We can also frame the problem as a distribution of outcomes. The right tail is the positive capabilities that agents have, and is the part of the distribution that gets the most attention and effort. The left tail is the defects, the bad outcomes, which doesn’t get nearly as much attention but is probably more important as an area to invest in if you care about serving real customers and growing a real business on AI agents.

Somewhat amusingly, my favorite knowledge work agent took five tries to draw this Cauchy distribution SVG. The first version was a normal distribution, and the next three were weirdly spiky or discontinuous. At each step it insisted it was me that was wrong about what a Cauchy distribution looks like. Solidly in the bottom left corner here2.
I want to highlight some of the work we’re doing at AWS on agent correctness. This is just a sample of a large body of work, but shows the direction we’re heading it.
- Correct-by-construction coding tools and languages, like Hydro for distributed systems, and Cedar for auth. These are tools that agents can use to avoid entire classes of high-consequence defects3.
- Spec-driven development in agents like Kiro, which gives the coding agent additional big picture context that helps it evolve systems over time without regressing on key properties. Property-based testing is another example of the same pattern at a different scale.
- Code reasoning tools like Strata, powered by Lean, that allow agents to reason formally about properties of code.
- Autoformalization, turning natural language into precise formal implementations, in Bedrock AR Checks and AgentCore Policy, which remove whole classes of runtime defects (especially in critical places like tool call safety).
- Deterministic and precise policy for tools, in Trusted Remote Execution and AgentCore Policy, which precisely constrain agents tool call behavior.
- Principled approaches to deterministic agent steering, like Strands Steering, which can keep agents on the right path while still taking advantage of their power and flexibility.
This is also something that needs an industry-wide focus and attention, and not something we can do just by building tools. Some changes I’d like to see are:
- Benchmarks which capture failure severity, not just pass/fail. Pass@10 isn’t super meaningful if the other 9 swings were subtly and non-obviously wrong in consequential ways.

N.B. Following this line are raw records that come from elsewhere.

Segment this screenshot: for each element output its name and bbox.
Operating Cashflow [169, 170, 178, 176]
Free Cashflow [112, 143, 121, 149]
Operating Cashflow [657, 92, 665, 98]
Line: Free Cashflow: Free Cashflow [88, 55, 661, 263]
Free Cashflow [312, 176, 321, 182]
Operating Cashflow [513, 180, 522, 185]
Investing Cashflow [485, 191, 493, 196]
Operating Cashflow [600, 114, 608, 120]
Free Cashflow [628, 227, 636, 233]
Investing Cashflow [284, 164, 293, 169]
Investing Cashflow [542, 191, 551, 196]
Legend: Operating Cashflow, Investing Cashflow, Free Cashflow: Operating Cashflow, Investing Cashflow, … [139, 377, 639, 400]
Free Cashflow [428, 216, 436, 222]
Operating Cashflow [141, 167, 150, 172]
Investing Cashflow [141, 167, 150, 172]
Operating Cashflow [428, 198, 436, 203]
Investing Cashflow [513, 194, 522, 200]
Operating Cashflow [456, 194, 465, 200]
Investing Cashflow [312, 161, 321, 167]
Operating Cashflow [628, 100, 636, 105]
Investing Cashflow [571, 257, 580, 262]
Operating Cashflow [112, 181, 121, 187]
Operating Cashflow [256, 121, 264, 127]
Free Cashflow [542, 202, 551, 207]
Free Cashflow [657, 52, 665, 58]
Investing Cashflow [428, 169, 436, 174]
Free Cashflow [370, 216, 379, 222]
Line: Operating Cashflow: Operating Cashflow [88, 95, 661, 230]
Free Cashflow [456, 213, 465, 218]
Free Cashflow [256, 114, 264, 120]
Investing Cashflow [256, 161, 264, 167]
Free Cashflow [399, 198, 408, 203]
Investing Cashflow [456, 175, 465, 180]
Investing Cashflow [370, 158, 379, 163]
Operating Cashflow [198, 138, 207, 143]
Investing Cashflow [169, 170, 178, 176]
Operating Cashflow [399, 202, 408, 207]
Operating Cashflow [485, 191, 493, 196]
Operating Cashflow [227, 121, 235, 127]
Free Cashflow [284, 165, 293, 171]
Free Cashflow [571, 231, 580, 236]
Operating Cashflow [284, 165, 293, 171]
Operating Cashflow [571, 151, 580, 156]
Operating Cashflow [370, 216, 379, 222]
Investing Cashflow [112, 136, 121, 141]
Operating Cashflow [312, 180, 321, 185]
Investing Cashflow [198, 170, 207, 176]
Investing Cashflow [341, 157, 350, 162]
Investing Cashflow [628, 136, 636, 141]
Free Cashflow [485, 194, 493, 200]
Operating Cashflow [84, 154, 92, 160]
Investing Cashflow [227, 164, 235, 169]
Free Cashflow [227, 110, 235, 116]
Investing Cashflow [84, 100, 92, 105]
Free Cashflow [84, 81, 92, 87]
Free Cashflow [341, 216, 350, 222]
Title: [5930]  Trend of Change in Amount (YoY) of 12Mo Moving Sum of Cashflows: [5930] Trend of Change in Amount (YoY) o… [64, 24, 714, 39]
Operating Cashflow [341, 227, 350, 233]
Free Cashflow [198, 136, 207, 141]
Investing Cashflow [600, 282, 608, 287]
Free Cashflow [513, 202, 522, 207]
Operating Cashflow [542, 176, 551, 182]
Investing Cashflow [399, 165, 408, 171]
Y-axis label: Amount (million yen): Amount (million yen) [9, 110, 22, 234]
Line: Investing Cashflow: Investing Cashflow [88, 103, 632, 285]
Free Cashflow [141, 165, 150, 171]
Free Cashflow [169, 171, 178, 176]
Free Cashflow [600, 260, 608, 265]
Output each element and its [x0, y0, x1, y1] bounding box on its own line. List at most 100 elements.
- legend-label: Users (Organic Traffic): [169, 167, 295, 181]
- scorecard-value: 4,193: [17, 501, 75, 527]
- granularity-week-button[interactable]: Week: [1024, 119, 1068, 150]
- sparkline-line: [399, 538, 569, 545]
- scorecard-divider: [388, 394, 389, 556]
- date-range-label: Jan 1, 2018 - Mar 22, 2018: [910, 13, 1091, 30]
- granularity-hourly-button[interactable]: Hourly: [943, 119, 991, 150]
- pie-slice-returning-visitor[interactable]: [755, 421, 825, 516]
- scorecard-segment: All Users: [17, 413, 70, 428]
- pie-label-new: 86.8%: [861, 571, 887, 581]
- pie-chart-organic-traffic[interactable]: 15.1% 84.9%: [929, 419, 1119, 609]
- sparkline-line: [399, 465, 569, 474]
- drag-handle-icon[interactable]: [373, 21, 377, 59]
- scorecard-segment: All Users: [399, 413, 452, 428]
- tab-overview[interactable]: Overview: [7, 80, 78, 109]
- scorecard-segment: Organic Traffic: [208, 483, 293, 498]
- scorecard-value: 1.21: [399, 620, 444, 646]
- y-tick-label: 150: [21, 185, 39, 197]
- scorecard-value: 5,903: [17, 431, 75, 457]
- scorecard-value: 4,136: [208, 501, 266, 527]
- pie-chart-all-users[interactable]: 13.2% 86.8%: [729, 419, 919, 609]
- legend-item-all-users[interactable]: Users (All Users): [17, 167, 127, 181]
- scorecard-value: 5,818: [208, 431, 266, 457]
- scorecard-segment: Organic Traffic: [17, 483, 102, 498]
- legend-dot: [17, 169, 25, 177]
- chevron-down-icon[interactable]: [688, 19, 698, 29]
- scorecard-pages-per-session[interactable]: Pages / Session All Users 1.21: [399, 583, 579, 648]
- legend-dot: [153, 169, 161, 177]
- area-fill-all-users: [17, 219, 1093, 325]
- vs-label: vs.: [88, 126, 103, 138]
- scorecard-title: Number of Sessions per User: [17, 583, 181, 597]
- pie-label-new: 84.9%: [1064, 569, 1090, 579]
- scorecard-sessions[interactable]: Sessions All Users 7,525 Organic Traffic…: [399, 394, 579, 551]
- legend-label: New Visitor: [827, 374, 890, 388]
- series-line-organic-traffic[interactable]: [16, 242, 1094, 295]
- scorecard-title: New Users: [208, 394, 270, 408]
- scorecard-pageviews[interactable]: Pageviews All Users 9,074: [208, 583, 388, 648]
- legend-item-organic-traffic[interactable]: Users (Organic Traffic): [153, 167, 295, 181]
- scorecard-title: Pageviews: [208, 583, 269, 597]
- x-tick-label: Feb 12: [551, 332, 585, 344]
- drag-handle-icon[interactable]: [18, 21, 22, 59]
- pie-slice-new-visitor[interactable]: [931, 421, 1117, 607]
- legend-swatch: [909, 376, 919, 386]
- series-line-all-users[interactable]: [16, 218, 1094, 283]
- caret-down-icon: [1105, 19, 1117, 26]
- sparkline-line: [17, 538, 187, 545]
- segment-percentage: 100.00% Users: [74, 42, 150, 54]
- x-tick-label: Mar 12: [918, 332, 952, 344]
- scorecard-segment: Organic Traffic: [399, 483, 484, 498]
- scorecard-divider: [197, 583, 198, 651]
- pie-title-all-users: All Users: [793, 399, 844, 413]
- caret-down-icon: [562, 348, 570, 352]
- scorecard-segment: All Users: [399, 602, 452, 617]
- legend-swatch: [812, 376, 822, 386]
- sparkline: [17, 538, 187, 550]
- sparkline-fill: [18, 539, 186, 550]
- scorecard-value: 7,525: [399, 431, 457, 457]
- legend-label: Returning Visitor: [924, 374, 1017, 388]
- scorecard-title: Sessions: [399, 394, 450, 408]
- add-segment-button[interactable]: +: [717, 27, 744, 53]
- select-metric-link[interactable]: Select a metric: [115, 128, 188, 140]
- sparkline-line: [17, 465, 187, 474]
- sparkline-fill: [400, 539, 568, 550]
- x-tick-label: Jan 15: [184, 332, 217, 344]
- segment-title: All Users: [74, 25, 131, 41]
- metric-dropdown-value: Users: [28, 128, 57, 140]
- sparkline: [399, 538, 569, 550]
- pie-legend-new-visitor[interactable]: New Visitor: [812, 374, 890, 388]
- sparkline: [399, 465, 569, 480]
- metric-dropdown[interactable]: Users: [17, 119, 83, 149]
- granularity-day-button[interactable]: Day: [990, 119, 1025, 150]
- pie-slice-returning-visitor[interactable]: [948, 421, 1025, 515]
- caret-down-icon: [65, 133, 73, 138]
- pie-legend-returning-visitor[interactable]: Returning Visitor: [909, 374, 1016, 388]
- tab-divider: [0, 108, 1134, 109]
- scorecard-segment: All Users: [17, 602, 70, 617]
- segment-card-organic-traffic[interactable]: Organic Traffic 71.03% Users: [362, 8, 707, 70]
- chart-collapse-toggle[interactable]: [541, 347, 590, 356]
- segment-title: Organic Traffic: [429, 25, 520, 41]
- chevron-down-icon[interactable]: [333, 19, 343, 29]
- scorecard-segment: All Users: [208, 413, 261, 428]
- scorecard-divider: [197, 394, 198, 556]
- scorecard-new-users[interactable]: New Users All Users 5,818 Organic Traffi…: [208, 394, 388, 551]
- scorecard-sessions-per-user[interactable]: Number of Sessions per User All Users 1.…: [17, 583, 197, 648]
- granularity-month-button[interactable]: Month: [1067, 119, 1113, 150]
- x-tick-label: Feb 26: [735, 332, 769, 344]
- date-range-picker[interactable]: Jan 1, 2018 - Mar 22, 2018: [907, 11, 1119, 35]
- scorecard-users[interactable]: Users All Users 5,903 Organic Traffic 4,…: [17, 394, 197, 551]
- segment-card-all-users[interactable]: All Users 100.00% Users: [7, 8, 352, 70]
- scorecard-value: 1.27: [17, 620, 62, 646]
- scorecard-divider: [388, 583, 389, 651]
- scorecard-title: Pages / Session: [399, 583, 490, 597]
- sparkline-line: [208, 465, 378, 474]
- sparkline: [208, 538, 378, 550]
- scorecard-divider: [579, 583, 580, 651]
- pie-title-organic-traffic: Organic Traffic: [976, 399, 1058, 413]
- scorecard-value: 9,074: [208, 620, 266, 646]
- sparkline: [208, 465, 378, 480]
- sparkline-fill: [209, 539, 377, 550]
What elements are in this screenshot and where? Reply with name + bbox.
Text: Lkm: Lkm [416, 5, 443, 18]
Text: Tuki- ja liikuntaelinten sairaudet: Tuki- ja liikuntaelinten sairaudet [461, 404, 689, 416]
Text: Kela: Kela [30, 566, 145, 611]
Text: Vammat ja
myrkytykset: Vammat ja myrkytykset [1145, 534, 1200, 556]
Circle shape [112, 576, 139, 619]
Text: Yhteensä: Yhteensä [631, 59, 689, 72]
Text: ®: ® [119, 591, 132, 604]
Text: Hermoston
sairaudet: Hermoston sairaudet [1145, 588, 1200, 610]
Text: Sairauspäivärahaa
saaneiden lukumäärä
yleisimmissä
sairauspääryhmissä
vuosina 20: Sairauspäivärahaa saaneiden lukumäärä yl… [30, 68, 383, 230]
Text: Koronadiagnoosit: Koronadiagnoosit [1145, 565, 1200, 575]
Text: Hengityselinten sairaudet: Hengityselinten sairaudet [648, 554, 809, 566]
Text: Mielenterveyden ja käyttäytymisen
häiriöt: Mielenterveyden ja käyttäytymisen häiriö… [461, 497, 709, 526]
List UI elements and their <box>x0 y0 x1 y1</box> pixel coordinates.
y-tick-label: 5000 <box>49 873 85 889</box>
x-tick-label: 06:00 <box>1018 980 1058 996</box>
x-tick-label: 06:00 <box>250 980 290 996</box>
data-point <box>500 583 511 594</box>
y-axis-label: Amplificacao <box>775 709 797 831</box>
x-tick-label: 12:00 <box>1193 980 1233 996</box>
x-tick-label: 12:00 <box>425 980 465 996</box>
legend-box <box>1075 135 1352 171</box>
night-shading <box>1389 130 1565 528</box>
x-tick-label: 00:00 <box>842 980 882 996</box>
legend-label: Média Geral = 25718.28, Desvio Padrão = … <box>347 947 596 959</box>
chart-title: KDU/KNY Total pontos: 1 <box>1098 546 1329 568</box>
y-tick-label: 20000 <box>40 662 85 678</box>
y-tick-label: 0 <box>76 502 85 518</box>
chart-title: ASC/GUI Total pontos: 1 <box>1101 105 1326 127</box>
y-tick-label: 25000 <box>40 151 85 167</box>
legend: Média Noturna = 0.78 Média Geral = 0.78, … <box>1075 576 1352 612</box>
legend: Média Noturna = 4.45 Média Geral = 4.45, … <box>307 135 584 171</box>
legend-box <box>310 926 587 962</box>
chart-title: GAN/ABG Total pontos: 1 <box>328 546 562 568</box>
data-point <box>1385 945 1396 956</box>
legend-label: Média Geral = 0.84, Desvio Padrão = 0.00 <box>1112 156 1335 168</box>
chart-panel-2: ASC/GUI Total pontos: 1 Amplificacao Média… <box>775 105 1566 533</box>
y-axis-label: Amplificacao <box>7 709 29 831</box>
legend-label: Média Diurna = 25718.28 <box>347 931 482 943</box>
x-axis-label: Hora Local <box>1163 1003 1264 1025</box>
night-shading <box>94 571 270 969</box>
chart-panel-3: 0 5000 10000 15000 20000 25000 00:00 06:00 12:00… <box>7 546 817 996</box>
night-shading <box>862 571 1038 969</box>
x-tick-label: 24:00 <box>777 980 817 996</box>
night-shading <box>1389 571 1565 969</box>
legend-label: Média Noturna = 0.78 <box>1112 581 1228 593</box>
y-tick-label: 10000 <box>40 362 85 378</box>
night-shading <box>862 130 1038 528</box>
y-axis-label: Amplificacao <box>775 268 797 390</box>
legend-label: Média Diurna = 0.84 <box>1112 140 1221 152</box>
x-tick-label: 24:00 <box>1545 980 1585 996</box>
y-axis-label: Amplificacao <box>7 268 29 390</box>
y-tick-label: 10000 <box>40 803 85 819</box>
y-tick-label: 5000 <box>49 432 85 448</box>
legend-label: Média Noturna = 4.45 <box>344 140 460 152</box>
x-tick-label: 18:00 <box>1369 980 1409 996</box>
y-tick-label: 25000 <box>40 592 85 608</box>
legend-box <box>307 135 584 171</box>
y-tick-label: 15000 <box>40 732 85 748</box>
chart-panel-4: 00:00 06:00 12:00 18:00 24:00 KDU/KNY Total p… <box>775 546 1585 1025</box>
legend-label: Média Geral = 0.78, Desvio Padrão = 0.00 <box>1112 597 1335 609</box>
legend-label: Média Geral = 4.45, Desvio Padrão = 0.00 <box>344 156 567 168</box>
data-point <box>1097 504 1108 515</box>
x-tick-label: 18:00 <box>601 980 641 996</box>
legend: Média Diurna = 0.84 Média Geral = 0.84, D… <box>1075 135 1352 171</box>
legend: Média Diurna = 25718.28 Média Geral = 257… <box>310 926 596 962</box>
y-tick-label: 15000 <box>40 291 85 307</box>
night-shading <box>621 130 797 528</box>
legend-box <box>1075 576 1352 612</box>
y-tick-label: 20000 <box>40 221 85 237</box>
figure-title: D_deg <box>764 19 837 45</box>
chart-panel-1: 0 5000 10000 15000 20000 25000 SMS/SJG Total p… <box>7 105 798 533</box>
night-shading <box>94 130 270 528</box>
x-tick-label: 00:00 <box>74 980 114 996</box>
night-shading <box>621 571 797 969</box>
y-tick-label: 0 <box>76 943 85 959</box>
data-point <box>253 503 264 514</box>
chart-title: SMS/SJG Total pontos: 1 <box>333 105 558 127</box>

- An end to end view of dev agent success, not just code patching. Operations, cost, availability, durability, availability, security, performance, stability, etc. These are things that customers of software care about deeply, and aren’t captured well in existing benchmarks.
- A research program to develop a deep understanding of agentic AI failure modes, and a taxonomy of failures.
- A culture where we take our worst days as seriously as our best ones. In my recent conversation with Ryan Peterman I spoke a lot about AWS’s culture around learning from failures, and I think that’s a pattern we need industry-wide focus on in agentic AI.
As I said up front, I’m super optimistic about the future of this field. But I think that a lot of the conversation about risks is either silly sci-fi stuff, or straight-up denialism aimed at the right hand side of the distribution. There’s a really smart and important conversation to be had about the left hand side, but two few people having it today.
Footnotes
- But also hide model capabilities. Bad agentic harnesses and the wrong feedback can make a great model bad, and great feedback can make a bad model much better.
- I knew people would accuse me of being insufficiently bitter lesson pilled after this talk. The choice of the Cauchy distribution is a little easter egg for those people.
- Memory-safe languages like Rust are also in this category.